When languages are lost, an entire culture can fall into oblivion. So what are the real implications of a language becoming extinct?
1500 Languages Could Be Lost In The Next 100 Years
According to a Nature Ecology and Evolution article, 1,500 languages and dialects are at high risk of loss by the end of the century. Of the 7,000 languages in the world, almost a quarter are endangered, and with them, the entire cultural heritage of hundreds of communities. Language loss could triple over the next 40 years without immediate intervention, according to research from the Australian National University.
The reasons for which some languages and their cultures have been endangered are multiple, one of them being the lack of support from the educational system to encourage and promote bilingual education. The practice and teaching of only dominant regional languages in regions with more than one dialect affects their preservation. High road density was also associated with this issue because dominant dialects ” steamroll” over smaller ones. These factors are a direct consequence of globalization, colonization, and socioeconomic changes.
According to a UNESCO study, Africa, Eastern, and Central Siberia, Northern Australia, and Central America are the areas with the larger number of languages at risk of extinction.
Africa is the most linguistically diverse continent, with more than 2,000 languages. Each of them is a tribute to the creativity of human minds and a fascinating solution to communication problems throughout history. It is essential to work towards the preservation of historical languages.

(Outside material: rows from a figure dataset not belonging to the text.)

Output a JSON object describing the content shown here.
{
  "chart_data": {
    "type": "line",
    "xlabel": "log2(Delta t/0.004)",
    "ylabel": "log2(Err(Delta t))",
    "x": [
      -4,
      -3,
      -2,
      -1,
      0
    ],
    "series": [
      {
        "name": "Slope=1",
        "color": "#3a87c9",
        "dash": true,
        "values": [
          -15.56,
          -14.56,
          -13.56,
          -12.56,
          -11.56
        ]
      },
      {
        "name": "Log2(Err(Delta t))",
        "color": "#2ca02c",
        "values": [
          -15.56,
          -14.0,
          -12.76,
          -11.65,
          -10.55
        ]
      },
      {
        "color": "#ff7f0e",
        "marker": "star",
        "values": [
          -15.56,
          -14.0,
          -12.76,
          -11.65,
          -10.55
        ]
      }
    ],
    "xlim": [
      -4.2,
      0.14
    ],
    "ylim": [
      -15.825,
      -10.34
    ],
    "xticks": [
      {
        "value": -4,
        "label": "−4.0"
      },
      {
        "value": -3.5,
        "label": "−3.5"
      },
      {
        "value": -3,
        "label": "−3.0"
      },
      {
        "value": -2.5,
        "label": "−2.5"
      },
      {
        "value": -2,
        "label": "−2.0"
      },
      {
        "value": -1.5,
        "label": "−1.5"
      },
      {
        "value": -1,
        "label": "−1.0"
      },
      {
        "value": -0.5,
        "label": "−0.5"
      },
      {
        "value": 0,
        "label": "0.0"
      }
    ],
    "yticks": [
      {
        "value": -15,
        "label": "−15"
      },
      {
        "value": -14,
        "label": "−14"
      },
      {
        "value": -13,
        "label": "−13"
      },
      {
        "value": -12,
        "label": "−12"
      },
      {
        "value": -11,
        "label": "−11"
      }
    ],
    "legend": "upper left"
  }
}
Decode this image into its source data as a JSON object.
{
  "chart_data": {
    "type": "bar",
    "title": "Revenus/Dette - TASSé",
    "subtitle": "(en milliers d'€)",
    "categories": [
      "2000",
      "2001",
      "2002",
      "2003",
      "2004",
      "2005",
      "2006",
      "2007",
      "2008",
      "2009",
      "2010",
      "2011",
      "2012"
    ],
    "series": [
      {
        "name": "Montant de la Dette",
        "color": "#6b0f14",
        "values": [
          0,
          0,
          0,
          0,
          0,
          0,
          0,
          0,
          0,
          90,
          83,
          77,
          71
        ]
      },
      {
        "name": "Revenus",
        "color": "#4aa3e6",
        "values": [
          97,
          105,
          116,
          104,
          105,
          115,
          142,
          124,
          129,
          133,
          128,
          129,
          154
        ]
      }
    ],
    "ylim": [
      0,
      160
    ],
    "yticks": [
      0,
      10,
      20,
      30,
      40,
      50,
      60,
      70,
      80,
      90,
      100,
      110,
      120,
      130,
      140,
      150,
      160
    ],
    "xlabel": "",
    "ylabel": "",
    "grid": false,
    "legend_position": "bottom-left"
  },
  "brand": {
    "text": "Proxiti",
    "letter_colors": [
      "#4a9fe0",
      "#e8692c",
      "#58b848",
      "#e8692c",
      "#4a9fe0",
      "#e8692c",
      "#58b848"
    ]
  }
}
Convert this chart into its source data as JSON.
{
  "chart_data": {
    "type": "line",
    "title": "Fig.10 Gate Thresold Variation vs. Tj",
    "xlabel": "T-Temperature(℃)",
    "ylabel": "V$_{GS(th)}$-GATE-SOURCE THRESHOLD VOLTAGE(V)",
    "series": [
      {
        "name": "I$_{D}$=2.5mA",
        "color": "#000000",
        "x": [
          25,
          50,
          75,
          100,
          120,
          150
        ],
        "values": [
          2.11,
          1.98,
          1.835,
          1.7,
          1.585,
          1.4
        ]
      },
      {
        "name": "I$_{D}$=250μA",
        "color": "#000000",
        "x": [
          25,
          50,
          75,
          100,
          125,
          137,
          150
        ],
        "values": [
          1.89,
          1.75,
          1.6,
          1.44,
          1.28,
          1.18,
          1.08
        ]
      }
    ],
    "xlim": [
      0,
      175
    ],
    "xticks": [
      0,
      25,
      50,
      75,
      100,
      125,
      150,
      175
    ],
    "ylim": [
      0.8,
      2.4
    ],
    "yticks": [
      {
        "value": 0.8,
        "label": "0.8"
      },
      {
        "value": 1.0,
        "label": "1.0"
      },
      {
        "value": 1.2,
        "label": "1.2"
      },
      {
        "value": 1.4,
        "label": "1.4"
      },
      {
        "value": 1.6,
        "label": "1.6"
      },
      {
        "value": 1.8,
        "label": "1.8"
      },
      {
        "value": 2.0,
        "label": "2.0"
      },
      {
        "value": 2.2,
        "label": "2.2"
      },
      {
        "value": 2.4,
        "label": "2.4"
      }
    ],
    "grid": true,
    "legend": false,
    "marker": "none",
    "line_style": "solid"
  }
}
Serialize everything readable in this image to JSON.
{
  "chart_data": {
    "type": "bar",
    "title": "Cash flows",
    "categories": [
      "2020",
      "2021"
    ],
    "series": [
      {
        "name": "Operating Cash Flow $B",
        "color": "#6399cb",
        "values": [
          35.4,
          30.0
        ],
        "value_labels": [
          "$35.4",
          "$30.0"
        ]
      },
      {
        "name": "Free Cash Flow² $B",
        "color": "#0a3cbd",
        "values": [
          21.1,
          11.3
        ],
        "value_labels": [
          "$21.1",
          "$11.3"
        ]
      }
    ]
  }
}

Translators & Interpreters Mission
A language is a way of preserving history, customs, and heritage. When a language is preserved, it allows a whole culture to remain alive.
As translators and interpreters, we must promote bilingual education and collaborate in language documentation programs beyond the provision of services. Encouraging our communities to learn other languages and doing our part as professionals to preserve languages is crucial to maintaining diversity.
Assisting documentation and research in any way we can is a perfect way to help these endangered cultures. Conversational translations, legal interpreting, assisting in remote meetings, contacting people who speak these languages or learn from them, and hosting conferences to discuss these issues are great ways to help build a stronger future for these languages.
Helping endangered language communities remains a social responsibility. Translators, interpreters, and linguists must act to preserve cultures and languages, from A to Z.